光学学报, 2020, 40 (9): 0914001, 网络出版: 2020-05-06   

纳秒级激光惯性约束装置靶室内电磁脉冲数值模拟 下载: 642次

Numerical Simulation of Electromagnetic Pulse in Target Chamber of Nanosecond Laser Inertial Confinement Facility
作者单位
1 清华大学工程物理系,北京 100084
2 清华大学粒子技术与辐射成像教育部重点实验室,北京 100084
3 北京京航计算通讯研究所,北京 100074
摘要
为了探索纳秒级激光惯性约束装置靶室内电磁脉冲(EMP)的物理规律,实验室利用自主研发的EMPIC-2D计算软件开展数值模拟研究。软件将激光与靶作用后产生的逃逸电子作为输入参数,将电磁脉冲强度随时间的变化作为输出。模拟结果发现,纳秒级激光打靶产生的逃逸电子激发的EMP的频率主要分布在0 MHz~2 GHz之间,随着出射波形宽度的变宽,纳秒级激光产生的EMP的高频信号成分减少,而低频成分变化较小;在靠近靶的位置,随着出射时间的延长(1~10 ns),电磁场峰值逐渐降低;与皮秒级激光的模拟结果比较发现,纳秒级激光产生的电磁场的强度较小,低频成分与皮秒级相似,而大于1 GHz的高频成分大量减少。
Abstract
To study electromagnetic pulse (EMP) in the target chamber of nanosecond laser inertial confinement facility, this study uses the independently developed EMPIC-2D calculation software to perform the numerical simulation. The escaping electrons generated by the interaction of high-intensity laser pulses with solid target were considered as the input parameter and the electromagnetic pulse intensity in the chamber were considered as the as output. Results show that EMP frequency mostly distributes between 0 MHz and 2 GHz. As the width of the ejection waveform widens, the high-frequency nanosecond signal component decreases, while the low-frequency component slightly changes. Peak values of electromagnetic field (close to the electron emission point) also decrease with the extension of ejection time (1--10 ns). Compared with the simulation results of picosecond laser pulses, nanosecond simulation results have lower electromagnetic intensity. Its low frequency compositions are similar to picosecond results; however, high frequency compositions higher than 1 GHz are observed to greatly decrease.

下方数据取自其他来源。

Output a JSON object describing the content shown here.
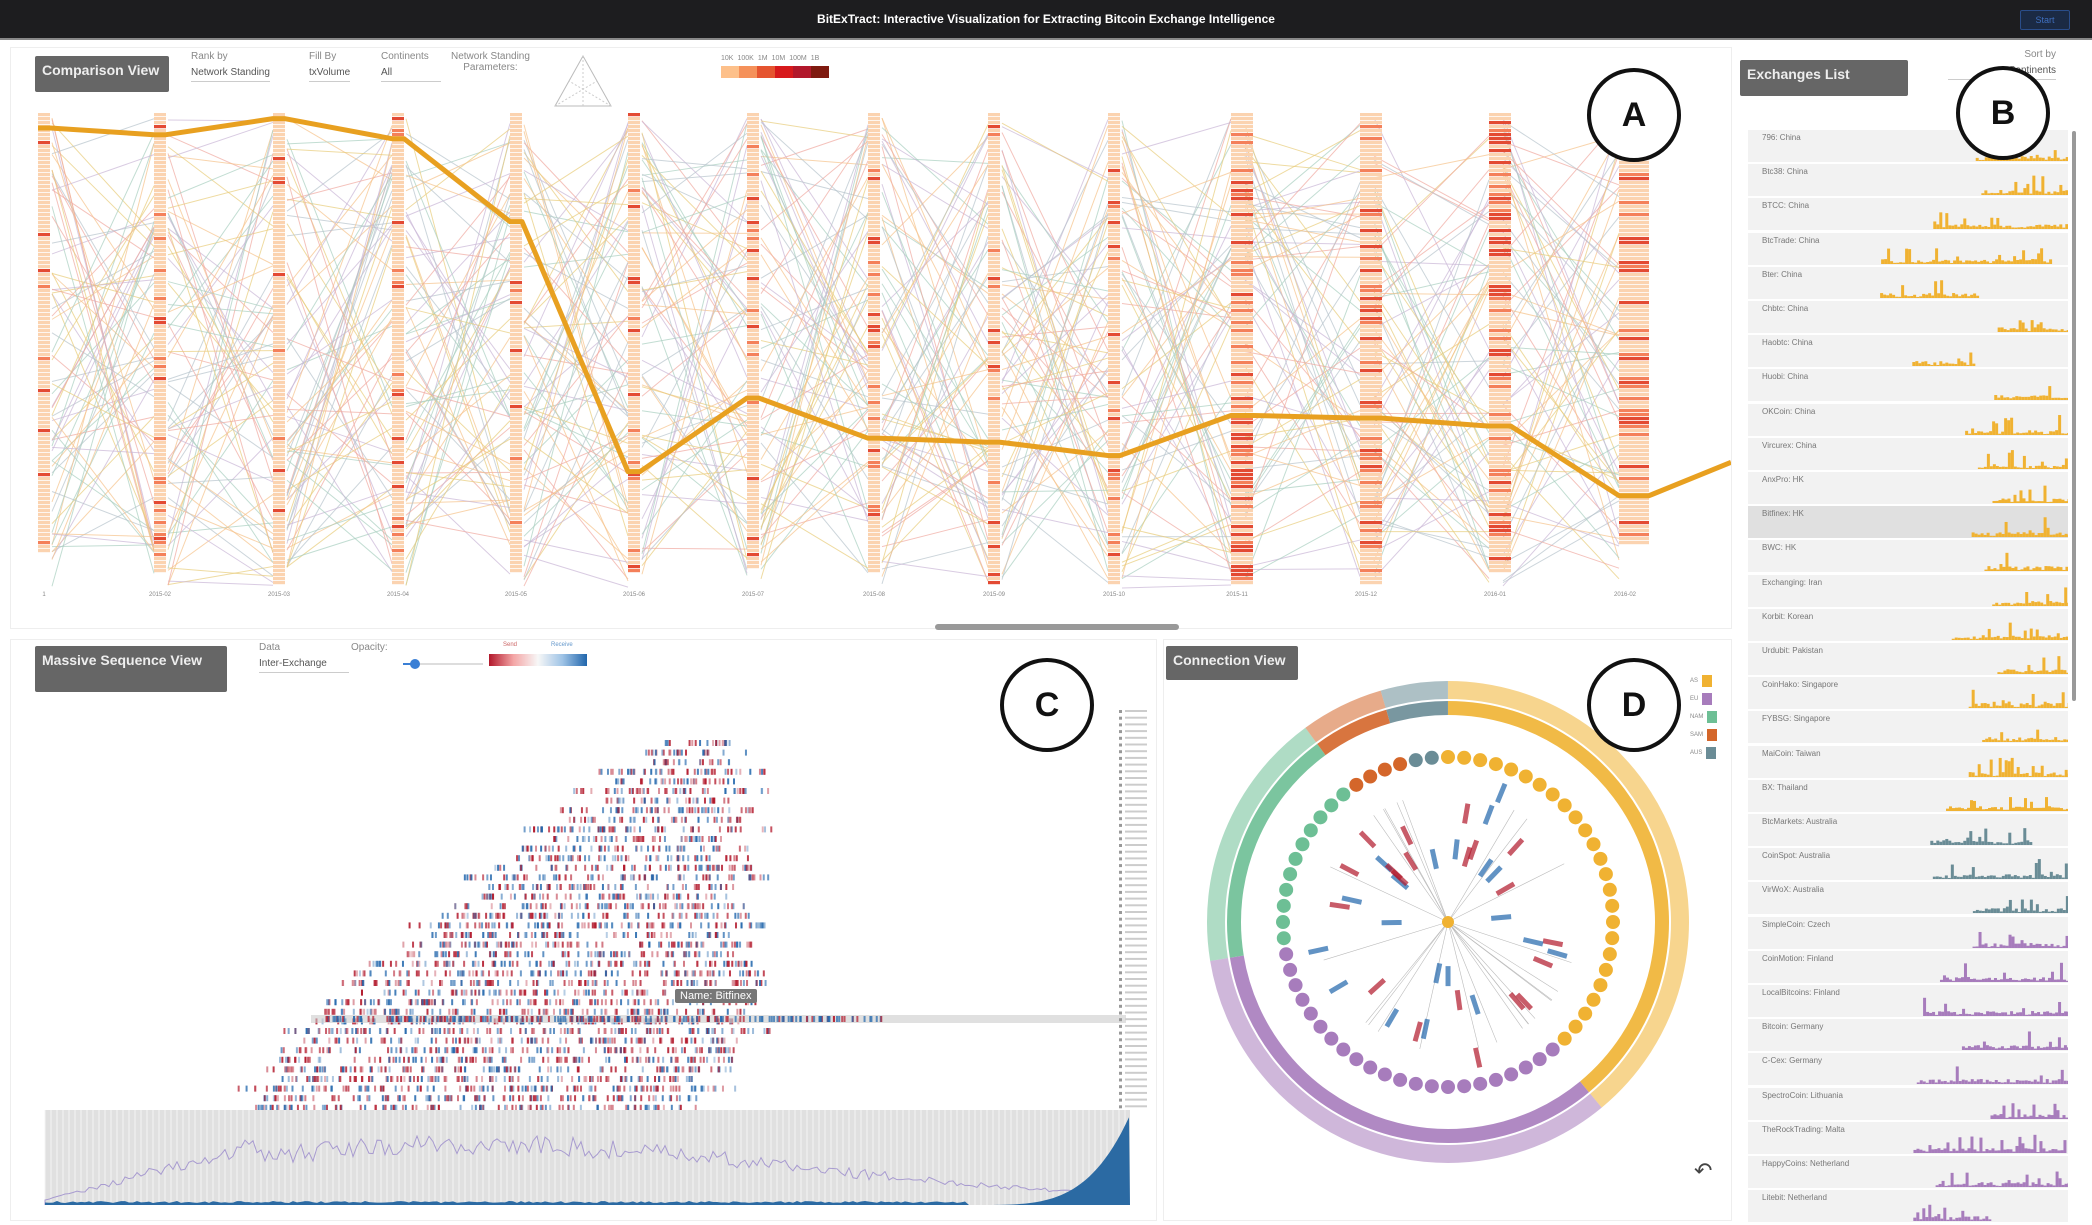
{
  "app": {
    "title": "BitExTract: Interactive Visualization for Extracting Bitcoin Exchange Intelligence",
    "top_button": "Start"
  },
  "callouts": [
    "A",
    "B",
    "C",
    "D"
  ],
  "comparison": {
    "title": "Comparison View",
    "rank_by": {
      "label": "Rank by",
      "value": "Network Standing"
    },
    "fill_by": {
      "label": "Fill By",
      "value": "txVolume"
    },
    "continents": {
      "label": "Continents",
      "value": "All"
    },
    "network_standing": {
      "label": "Network Standing",
      "sublabel": "Parameters:"
    },
    "legend_labels": [
      "10K",
      "100K",
      "1M",
      "10M",
      "100M",
      "1B"
    ],
    "legend_colors": [
      "#fdc08a",
      "#f5915a",
      "#e5542f",
      "#d7191c",
      "#b2182b",
      "#7f1a10"
    ],
    "time_labels": [
      "1",
      "2015-02",
      "2015-03",
      "2015-04",
      "2015-05",
      "2015-06",
      "2015-07",
      "2015-08",
      "2015-09",
      "2015-10",
      "2015-11",
      "2015-12",
      "2016-01",
      "2016-02"
    ],
    "highlight_color": "#e8a020"
  },
  "exchanges": {
    "title": "Exchanges List",
    "sort_label": "Sort by",
    "sort_value": "Continents",
    "items": [
      {
        "name": "796: China",
        "c": "AS"
      },
      {
        "name": "Btc38: China",
        "c": "AS"
      },
      {
        "name": "BTCC: China",
        "c": "AS"
      },
      {
        "name": "BtcTrade: China",
        "c": "AS"
      },
      {
        "name": "Bter: China",
        "c": "AS"
      },
      {
        "name": "Chbtc: China",
        "c": "AS"
      },
      {
        "name": "Haobtc: China",
        "c": "AS"
      },
      {
        "name": "Huobi: China",
        "c": "AS"
      },
      {
        "name": "OKCoin: China",
        "c": "AS"
      },
      {
        "name": "Vircurex: China",
        "c": "AS"
      },
      {
        "name": "AnxPro: HK",
        "c": "AS"
      },
      {
        "name": "Bitfinex: HK",
        "c": "AS",
        "selected": true
      },
      {
        "name": "BWC: HK",
        "c": "AS"
      },
      {
        "name": "Exchanging: Iran",
        "c": "AS"
      },
      {
        "name": "Korbit: Korean",
        "c": "AS"
      },
      {
        "name": "Urdubit: Pakistan",
        "c": "AS"
      },
      {
        "name": "CoinHako: Singapore",
        "c": "AS"
      },
      {
        "name": "FYBSG: Singapore",
        "c": "AS"
      },
      {
        "name": "MaiCoin: Taiwan",
        "c": "AS"
      },
      {
        "name": "BX: Thailand",
        "c": "AS"
      },
      {
        "name": "BtcMarkets: Australia",
        "c": "AUS"
      },
      {
        "name": "CoinSpot: Australia",
        "c": "AUS"
      },
      {
        "name": "VirWoX: Australia",
        "c": "AUS"
      },
      {
        "name": "SimpleCoin: Czech",
        "c": "EU"
      },
      {
        "name": "CoinMotion: Finland",
        "c": "EU"
      },
      {
        "name": "LocalBitcoins: Finland",
        "c": "EU"
      },
      {
        "name": "Bitcoin: Germany",
        "c": "EU"
      },
      {
        "name": "C-Cex: Germany",
        "c": "EU"
      },
      {
        "name": "SpectroCoin: Lithuania",
        "c": "EU"
      },
      {
        "name": "TheRockTrading: Malta",
        "c": "EU"
      },
      {
        "name": "HappyCoins: Netherland",
        "c": "EU"
      },
      {
        "name": "Litebit: Netherland",
        "c": "EU"
      }
    ]
  },
  "sequence": {
    "title": "Massive Sequence View",
    "data_label": "Data",
    "data_value": "Inter-Exchange",
    "opacity_label": "Opacity:",
    "opacity": 0.15,
    "send_label": "Send",
    "receive_label": "Receive",
    "send_color": "#b2182b",
    "receive_color": "#2166ac",
    "tooltip": "Name: Bitfinex"
  },
  "connection": {
    "title": "Connection View",
    "legend": [
      {
        "label": "AS",
        "color": "#f0b232"
      },
      {
        "label": "EU",
        "color": "#a77cbc"
      },
      {
        "label": "NAM",
        "color": "#6dbf95"
      },
      {
        "label": "SAM",
        "color": "#d4662a"
      },
      {
        "label": "AUS",
        "color": "#6a8c96"
      }
    ]
  }
}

卢志永, 徐志谦, 孟萃, 金晗冰. 纳秒级激光惯性约束装置靶室内电磁脉冲数值模拟[J]. 光学学报, 2020, 40(9): 0914001. Zhiyong Lu, Zhiqian Xu, Cui Meng, Hanbing Jin. Numerical Simulation of Electromagnetic Pulse in Target Chamber of Nanosecond Laser Inertial Confinement Facility[J]. Acta Optica Sinica, 2020, 40(9): 0914001.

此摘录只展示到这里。